Мы расходимся по боксам – и кажется, что мы садимся не на нары, а на траурные скамейки54. Все охвачены скорбью, и каждому хочется высказаться. Трагедия, только что разыгравшаяся на наших глазах, всех привела в смятение.
Люди, оглушенные недавней смертью близких, забывают, что у них есть тело – живое тело, которое требует своего. Так и мы: каждый напоминает товарищу, что надо встать и поесть. Мы ищем друг у друга утешения и ободрения.

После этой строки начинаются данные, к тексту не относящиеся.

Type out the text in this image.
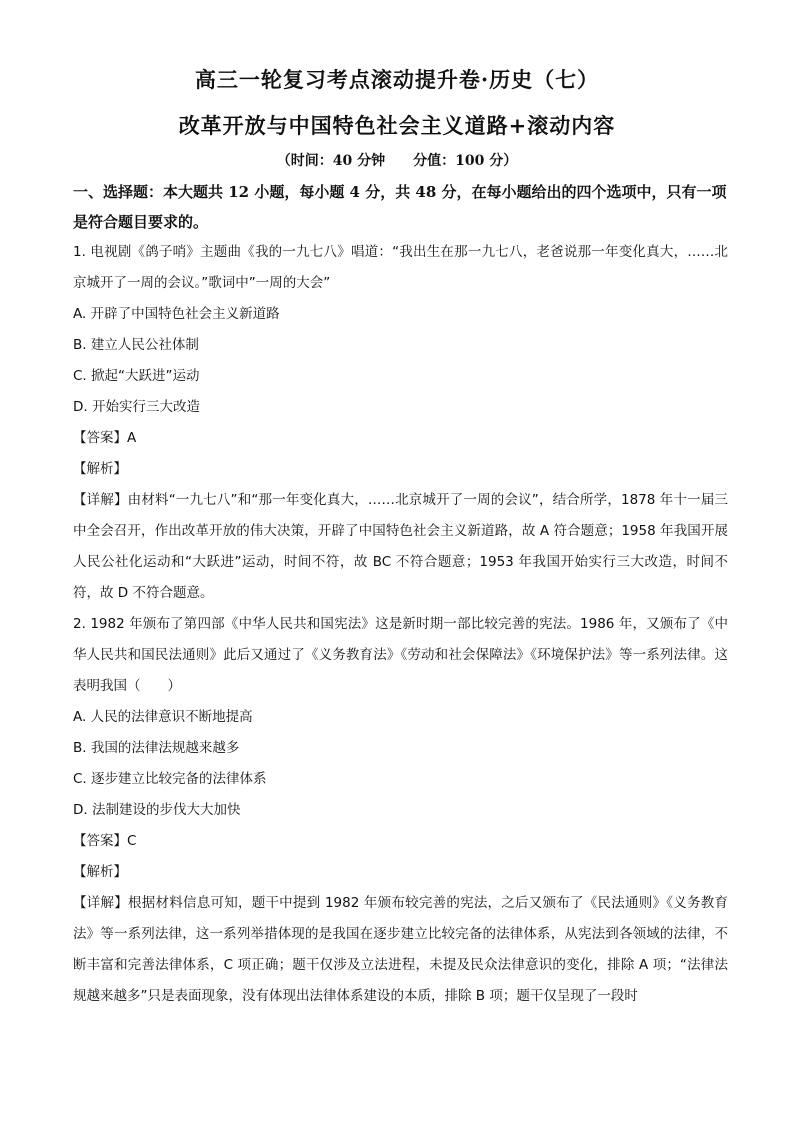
高三一轮复习考点滚动提升卷·历史（七）
改革开放与中国特色社会主义道路+滚动内容
（时间：40 分钟 分值：100 分）
一、选择题：本大题共 12 小题，每小题 4 分，共 48 分，在每小题给出的四个选项中，只有一项是符合题目要求的。
1. 电视剧《鸽子哨》主题曲《我的一九七八》唱道：“我出生在那一九七八，老爸说那一年变化真大，……北京城开了一周的会议。”歌词中”一周的大会”
A. 开辟了中国特色社会主义新道路
B. 建立人民公社体制
C. 掀起“大跃进”运动
D. 开始实行三大改造
【答案】A
【解析】
【详解】由材料“一九七八”和“那一年变化真大，……北京城开了一周的会议”，结合所学，1878 年十一届三中全会召开，作出改革开放的伟大决策，开辟了中国特色社会主义新道路，故 A 符合题意；1958 年我国开展人民公社化运动和“大跃进”运动，时间不符，故 BC 不符合题意；1953 年我国开始实行三大改造，时间不符，故 D 不符合题意。
2. 1982 年颁布了第四部《中华人民共和国宪法》这是新时期一部比较完善的宪法。1986 年，又颁布了《中华人民共和国民法通则》此后又通过了《义务教育法》《劳动和社会保障法》《环境保护法》等一系列法律。这表明我国（　　）
A. 人民的法律意识不断地提高
B. 我国的法律法规越来越多
C. 逐步建立比较完备的法律体系
D. 法制建设的步伐大大加快
【答案】C
【解析】
【详解】根据材料信息可知，题干中提到 1982 年颁布较完善的宪法，之后又颁布了《民法通则》《义务教育法》等一系列法律，这一系列举措体现的是我国在逐步建立比较完备的法律体系，从宪法到各领域的法律，不断丰富和完善法律体系，C 项正确；题干仅涉及立法进程，未提及民众法律意识的变化，排除 A 项；“法律法规越来越多”只是表面现象，没有体现出法律体系建设的本质，排除 B 项；题干仅呈现了一段时
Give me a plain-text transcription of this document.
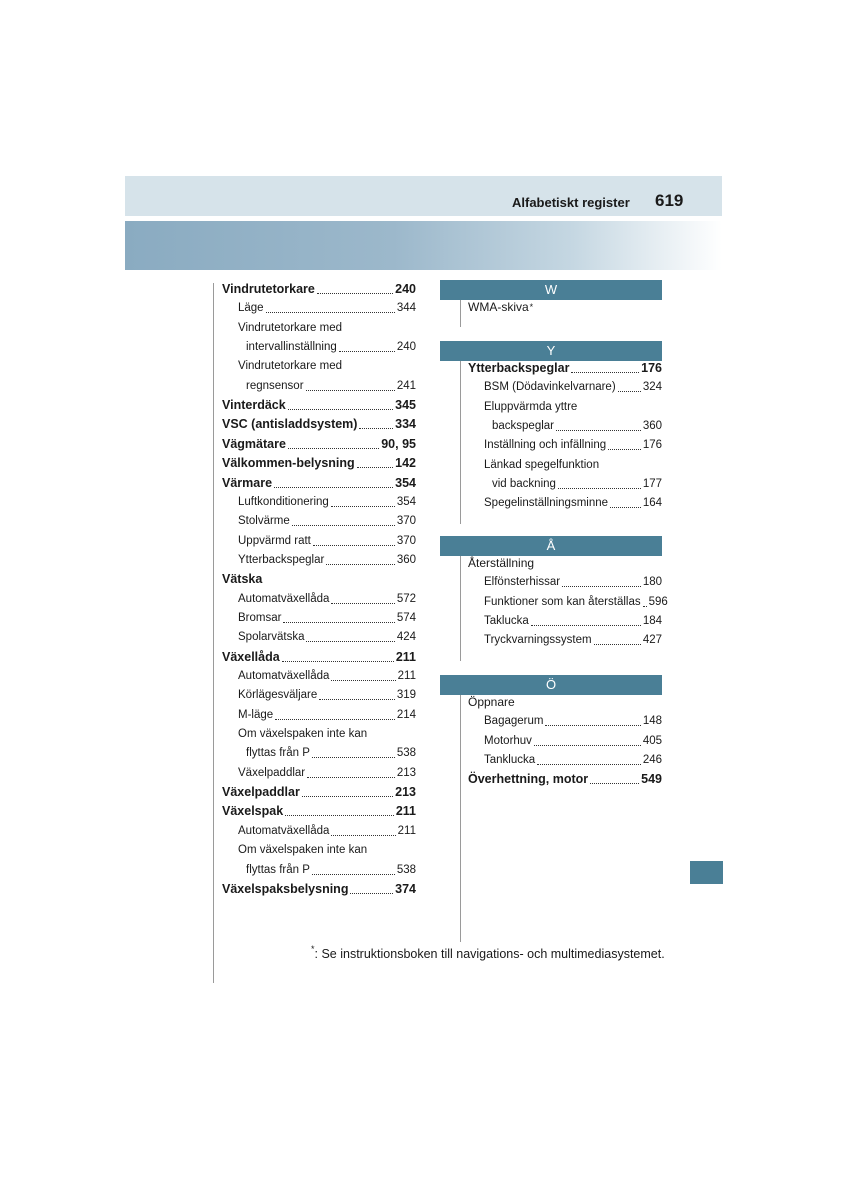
Alfabetiskt register 619
Vindrutetorkare	240
Läge	344
Vindrutetorkare med
intervallinställning	240
Vindrutetorkare med
regnsensor	241
Vinterdäck	345
VSC (antisladdsystem)	334
Vägmätare	90, 95
Välkommen-belysning	142
Värmare	354
Luftkonditionering	354
Stolvärme	370
Uppvärmd ratt	370
Ytterbackspeglar	360
Vätska
Automatväxellåda	572
Bromsar	574
Spolarvätska	424
Växellåda	211
Automatväxellåda	211
Körlägesväljare	319
M-läge	214
Om växelspaken inte kan
flyttas från P	538
Växelpaddlar	213
Växelpaddlar	213
Växelspak	211
Automatväxellåda	211
Om växelspaken inte kan
flyttas från P	538
Växelspaksbelysning	374
W
WMA-skiva *
Y
Ytterbackspeglar	176
BSM (Dödavinkelvarnare) 324
Eluppvärmda yttre
backspeglar	360
Inställning och infällning	176
Länkad spegelfunktion
vid backning	177
Spegelinställningsminne	164
Å
Återställning
Elfönsterhissar	180
Funktioner som kan återställas 596
Taklucka	184
Tryckvarningssystem	427
Ö
Öppnare
Bagagerum	148
Motorhuv	405
Tanklucka	246
Överhettning, motor	549
*: Se instruktionsboken till navigations- och multimediasystemet.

Братья, делившие нары с теми, кого уже нет, подходят к своим боксам, дрожащими руками берут свои одеяла и ходят по бараку в поисках нового места для сна, потому что оставаться на старом они не в силах: еще вчера здесь был брат – а теперь его постель пуста, холодна и мертва.
Медленно тянутся печальные часы, ложатся тяжелой массой в своем монотонном течении. Даже самые твердые, самые храбрые и несгибаемые из нас охвачены горем. Потихоньку все уходят к себе в боксы и ложатся, накрываясь одеялом: мы все хотим хоть ненадолго освободиться от гнета нашего горя, забыться во сне.
Уже поздняя ночь. Все тихо, мертвое оцепенение охватило барак. Слышны только стоны и тяжелое дыхание несчастных: и во сне не найти им покоя. Из опустевшего конца барака веет печалью, горе наполняет все пространство, и нет от него спасения, как нет преграды между жизнью и смертью: оцепеневший мертвый мир неотделим от жизни – печальной и обреченной.
Осиротело горит лампочка, освещает пустые нары, которые, кажется, тоже скорбят по ушедшим. Кто знает, где они и что они? Наверное, сидят где-нибудь, дрожа от ужаса, изнемогая от бессонницы, – и негде им преклонить голову. В ночной тишине будто бы слышен горестный вопрос: почему, почему их забрали? Куда лежит их путь?
Лампочка горит, ее светом залит мертвый мир… Смотришь на нее издалека – и кажется, что это поминальная свеча, зажженная в память о двухстах жертвах.